Die mindestens zwei Jahre andauernde Sperrung der Nordbrücke wird von Bonns Oberbürgermeister Guido Déus als „Verkehrskatastrophe“ für die Region bewertet. Er sieht den Bund nicht nur für einen zügigen Neubau in der Verantwortung, sondern auch für die Bereitstellung von Geldern zur Stärkung des öffentlichen Personennahverkehrs.
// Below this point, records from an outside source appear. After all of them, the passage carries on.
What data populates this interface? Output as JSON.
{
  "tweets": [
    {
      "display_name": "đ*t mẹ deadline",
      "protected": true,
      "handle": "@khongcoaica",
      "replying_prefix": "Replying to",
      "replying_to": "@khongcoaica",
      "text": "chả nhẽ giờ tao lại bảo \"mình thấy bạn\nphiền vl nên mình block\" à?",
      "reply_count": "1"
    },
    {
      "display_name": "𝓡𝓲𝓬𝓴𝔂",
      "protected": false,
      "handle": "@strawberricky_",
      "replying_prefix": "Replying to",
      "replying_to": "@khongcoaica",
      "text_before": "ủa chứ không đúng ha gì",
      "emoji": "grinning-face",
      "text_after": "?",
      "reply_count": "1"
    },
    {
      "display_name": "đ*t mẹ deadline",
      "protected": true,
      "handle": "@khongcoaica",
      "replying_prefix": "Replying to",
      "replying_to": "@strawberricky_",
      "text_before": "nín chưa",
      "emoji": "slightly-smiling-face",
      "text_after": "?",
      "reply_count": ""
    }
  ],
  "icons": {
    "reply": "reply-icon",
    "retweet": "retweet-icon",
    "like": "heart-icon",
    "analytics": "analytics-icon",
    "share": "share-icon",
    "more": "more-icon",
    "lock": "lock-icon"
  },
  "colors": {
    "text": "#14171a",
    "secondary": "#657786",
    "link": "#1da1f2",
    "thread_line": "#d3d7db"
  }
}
Die Forderung zielt darauf ab, die erwarteten Verkehrsbeeinträchtigungen durch die fehlende Rheinquerung abzufedern und alternative Mobilitätsangebote zu verbessern. Déus betont die Notwendigkeit, schnell praktikable Lösungen für die Pendler und den regionalen Verkehr zu finden.
Hintergrund
In Deutschland sind zahlreiche Brücken sanierungsbedürftig. Viele Bauwerke stammen aus der Nachkriegszeit und sind den heutigen Verkehrsbelastungen nicht mehr gewachsen. Die Instandhaltung und der Neubau von Infrastruktur stellen Kommunen und Länder immer wieder vor große finanzielle Herausforderungen.